A patient needs to trust you before sharing personal information. One way to develop this trust indirectly is for you to share personal experiences in an informal and friendly way, this builds rapport. It is unwise to share information about any personal problems that you may have as this will reduce your patient’s confidence in you. However, you can share personal strategies or resources used to overcome a problem.
Towards the end of the information gathering stage it is always useful to go over the important points raised. You can build rapport by re-capping on the information shared and reflecting back your own understanding of your patient’s problem. Some patients will want to know why they have their problem. Your job is to help your patient overcome their problem and this is often done without really knowing why the problem started. If your patient insists on knowing “why”, then first consider whether there is any possibility of identifying the real cause, but this is not always possible or necessary. Your patient should be reassured that overcoming the problem is the primary concern and that identifying the reason why they have it can be addressed later.
After summarising, identify outcomes that your patient wants from therapy. Sometimes your patient’s outcomes are not the same as your own. You can try to achieve both outcomes if they are compatible and both beneficial. Usually you both can agree on the same outcome. Throughout therapy and especially when you are interviewing the patient for the first time, you should keep your mind open to other possible problems that may lie behind the presenting problem. If you feel there is a secondary problem then you should ask open-ended questions and not suggest in any way to the patient your suspicions about other possible problems. Remember, your patient may need time before they are willing to talk about their real problem. If they have an undisclosed problem, and if you try to rush them, they may clam up altogether and you may never see them again. Whenever possible you should let the patient set the pace, especially at the beginning of treatment.

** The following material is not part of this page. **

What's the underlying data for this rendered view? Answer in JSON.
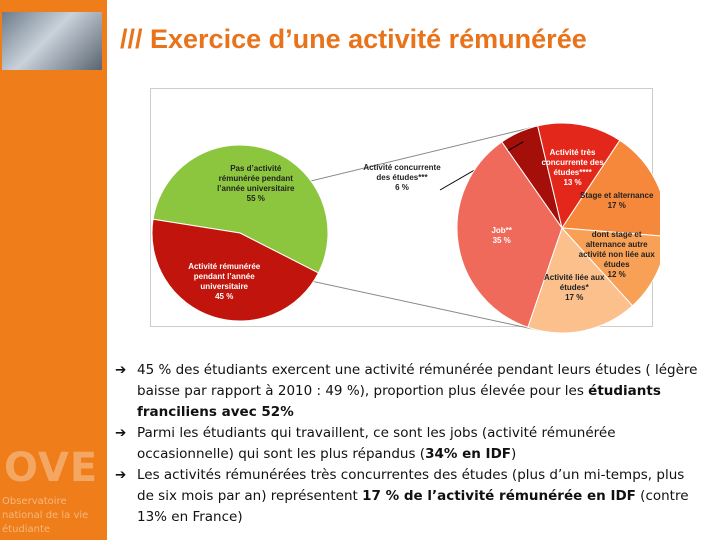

A forty year old woman came for therapy to lose weight. She was reluctant to talk about herself and her problem. She was overweight and looked drab. Her weight problem had apparently started in her teens, yet none of her family had been overweight. She had three brothers, one sister and a psychotic mother and she was no longer in contact with her father. She was seen for a number of sessions over a period of six weeks and despite a few pounds weight loss during the first week she did not respond to any intervention with hypnosis. Despite her failure to lose weight she remained confident and kept all of her appointments.
After about ten sessions of unsuccessful therapy she ‘mentioned’ that she had been abused as a child by her father. This had been withheld during earlier questioning, or deemed to be not relevant by her earlier in the therapy. During the next six sessions she worked on her feelings about her father and the abuse. The weight problem was never mentioned again, yet slowly, as she seemed to come to terms with her feelings about the abuse, she stared to lose weight. She started to take pride in her appearance. It seemed that by becoming overweight as a teenager she had discovered a way of making herself unattractive, which stopped her father abusing her. Her fear had generalised itself to all of her relationships with men and she was never able to lose weight because of her unconscious fear of being abused again. As soon as she was able to learn how to trust men, initially by trusting me, she was able to lose weight.